Saturday evening was opening night of the opera season here in Roma and the “beautiful people” of Roman society were out in full force. The great, the use to be great, the not so great and the I’m a nobody but I’m decorative and with someone great.
The opera house lobby was tastefully decorated in trees created from masses of Spathiphyllum
that wonderful red flower I can never remember the name of, students from the ballet school lined the staircase bowing to each of us as we ascended, further massive bouquets adorned the front of the boxes, the Caribinari were in full dress guarding President and Mrs Napolitano, he’s an opera lover, who sat in the Royal box with Signore Allemano, our mayor and de facto director of the opera. At the first interval presseco and delicious de Grisogono chocolates where set out on brocade covered tables and the “beautiful people” air kissed, hugged, shrugged, glad-handed and shoved their way to the freebies in the various lobbies.
Shoving seems to be a trait of the “beautiful people” here – they shoved to get into the theatre, shoved to get to the coat check and shoved their way into the sala – stopping every so often to air kiss, hug, shrug, glad-hand and then resume the shoving. And they shoved their way in front of the cameras that were constantly flashing during the intervals in both the lobbies and the theatre proper. We have tickets this year on the parterre and there was much attention being paid to palco 14 directly behind us. Given my own age I am not an ageist but I swear that the combined tally for the inhabitants was in the hundreds. Swathed in mauve from head to toe holding court at the front of the box sat Valentina Cortese, doyenne of the Italian cinema, with director Franco Zeffirelli and ballet director Carla Fracci and several other worthies a bit more discretely behind. The only reason the age average was lower than I expected was the presence of a not unpretty young man who attended to their various whims and wants.
What was unpretty was the number of people – men and women alike – sporting botoxed lips and brows, too even to have been from St Moritz tans and hair of no shade actually on the colour wheel. The requisite number of bungled face lifts – most of which ended at the chin giving that appearance of a teenage face, if teenagers really do have faces as smooth as bowling balls, attached to a museum body. Though many of the dresses where haute couture in most cases they were designed to be worn by the daughters and in some cases the grand-daughters of the wearers. Some of the exposed flesh should not have been! That is not to say that there were not some beautifully gowned, coiffed and bejeweled ladies nor some handsome elegant perfectly turned out gentlemen – just that given the venue, the city and the country they seemed to be in the minority.

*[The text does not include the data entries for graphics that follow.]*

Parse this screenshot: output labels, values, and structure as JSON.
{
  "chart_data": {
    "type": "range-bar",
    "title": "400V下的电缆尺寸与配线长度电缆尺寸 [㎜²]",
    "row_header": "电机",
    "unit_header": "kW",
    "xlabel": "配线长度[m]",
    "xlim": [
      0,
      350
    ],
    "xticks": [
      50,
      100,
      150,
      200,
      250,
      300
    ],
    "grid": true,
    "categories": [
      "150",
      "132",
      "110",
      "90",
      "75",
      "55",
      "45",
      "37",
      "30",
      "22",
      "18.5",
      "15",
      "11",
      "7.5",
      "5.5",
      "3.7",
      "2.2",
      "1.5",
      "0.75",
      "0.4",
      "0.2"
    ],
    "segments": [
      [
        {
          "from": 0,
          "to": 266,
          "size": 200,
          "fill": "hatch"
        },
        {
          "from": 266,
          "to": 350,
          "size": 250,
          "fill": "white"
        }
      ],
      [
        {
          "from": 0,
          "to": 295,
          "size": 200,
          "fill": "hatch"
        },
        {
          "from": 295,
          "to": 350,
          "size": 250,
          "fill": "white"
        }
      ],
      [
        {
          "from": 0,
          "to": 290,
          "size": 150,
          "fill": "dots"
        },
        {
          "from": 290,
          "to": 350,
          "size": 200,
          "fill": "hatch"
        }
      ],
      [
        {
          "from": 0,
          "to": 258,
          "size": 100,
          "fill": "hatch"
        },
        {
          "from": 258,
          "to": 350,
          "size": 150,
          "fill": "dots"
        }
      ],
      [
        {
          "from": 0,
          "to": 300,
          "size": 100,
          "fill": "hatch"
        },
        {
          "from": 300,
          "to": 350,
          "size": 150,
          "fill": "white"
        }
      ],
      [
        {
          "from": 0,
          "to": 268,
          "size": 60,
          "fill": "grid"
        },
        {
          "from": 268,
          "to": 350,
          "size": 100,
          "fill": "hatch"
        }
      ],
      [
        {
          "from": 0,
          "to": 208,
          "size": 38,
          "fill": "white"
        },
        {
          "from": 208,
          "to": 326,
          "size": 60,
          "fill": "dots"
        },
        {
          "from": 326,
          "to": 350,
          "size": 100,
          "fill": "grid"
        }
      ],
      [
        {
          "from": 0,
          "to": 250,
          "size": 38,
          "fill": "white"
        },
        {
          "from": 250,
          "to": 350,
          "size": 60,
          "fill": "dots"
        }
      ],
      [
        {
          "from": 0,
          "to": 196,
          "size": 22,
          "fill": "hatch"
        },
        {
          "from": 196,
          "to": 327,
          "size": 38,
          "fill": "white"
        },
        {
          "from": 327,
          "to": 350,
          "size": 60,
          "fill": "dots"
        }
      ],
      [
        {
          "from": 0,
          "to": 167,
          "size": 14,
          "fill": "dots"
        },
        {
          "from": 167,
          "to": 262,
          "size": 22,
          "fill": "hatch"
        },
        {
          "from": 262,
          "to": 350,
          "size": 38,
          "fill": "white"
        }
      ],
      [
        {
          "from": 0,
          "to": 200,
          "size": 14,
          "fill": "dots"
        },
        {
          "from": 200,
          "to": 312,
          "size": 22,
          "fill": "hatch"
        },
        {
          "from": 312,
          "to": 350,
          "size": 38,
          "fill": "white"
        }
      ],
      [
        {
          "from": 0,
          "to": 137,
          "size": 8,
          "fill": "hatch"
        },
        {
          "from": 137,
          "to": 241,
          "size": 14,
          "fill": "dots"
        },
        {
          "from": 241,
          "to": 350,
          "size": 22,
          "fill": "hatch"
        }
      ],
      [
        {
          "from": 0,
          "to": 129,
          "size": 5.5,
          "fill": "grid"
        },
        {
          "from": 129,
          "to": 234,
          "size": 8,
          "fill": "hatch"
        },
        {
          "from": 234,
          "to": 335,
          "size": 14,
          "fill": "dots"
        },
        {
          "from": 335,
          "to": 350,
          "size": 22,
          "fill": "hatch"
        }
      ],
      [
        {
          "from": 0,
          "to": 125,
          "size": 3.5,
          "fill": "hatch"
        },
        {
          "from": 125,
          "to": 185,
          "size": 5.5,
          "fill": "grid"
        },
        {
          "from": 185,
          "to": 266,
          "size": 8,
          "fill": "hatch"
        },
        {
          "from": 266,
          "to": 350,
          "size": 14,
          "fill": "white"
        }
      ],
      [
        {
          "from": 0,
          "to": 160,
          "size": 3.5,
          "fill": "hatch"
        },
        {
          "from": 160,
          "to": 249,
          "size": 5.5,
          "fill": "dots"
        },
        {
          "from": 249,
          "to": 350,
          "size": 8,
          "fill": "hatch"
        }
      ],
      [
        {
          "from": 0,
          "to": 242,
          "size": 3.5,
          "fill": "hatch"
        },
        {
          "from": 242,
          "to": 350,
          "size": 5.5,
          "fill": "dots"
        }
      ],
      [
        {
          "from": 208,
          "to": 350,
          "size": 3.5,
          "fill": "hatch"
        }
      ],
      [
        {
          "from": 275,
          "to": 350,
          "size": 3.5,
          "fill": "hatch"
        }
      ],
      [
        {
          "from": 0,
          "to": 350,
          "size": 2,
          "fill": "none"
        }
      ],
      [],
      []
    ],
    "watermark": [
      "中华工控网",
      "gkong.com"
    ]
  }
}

And as an audience they were rude and inattentive. Bejeweled cell phones rang, expensive wrist watches chimed and chatter ensued. It took forever to get people seated and quiet for each act to begin so that with the lengthy scene changes the evening stretched to Wagnerian lengths if not depths.
The opera? Oh yes there was an opera! And one of my favorites, Verdi’s last great masterpiece: Falstaff. That I will be commenting on very shortly. At this point I am heading off to the local church to light a candle asking that – imploring that – begging that – the rest of the season’s openings not be the same. I’ve already had my fill of the “beautiful people” for this season!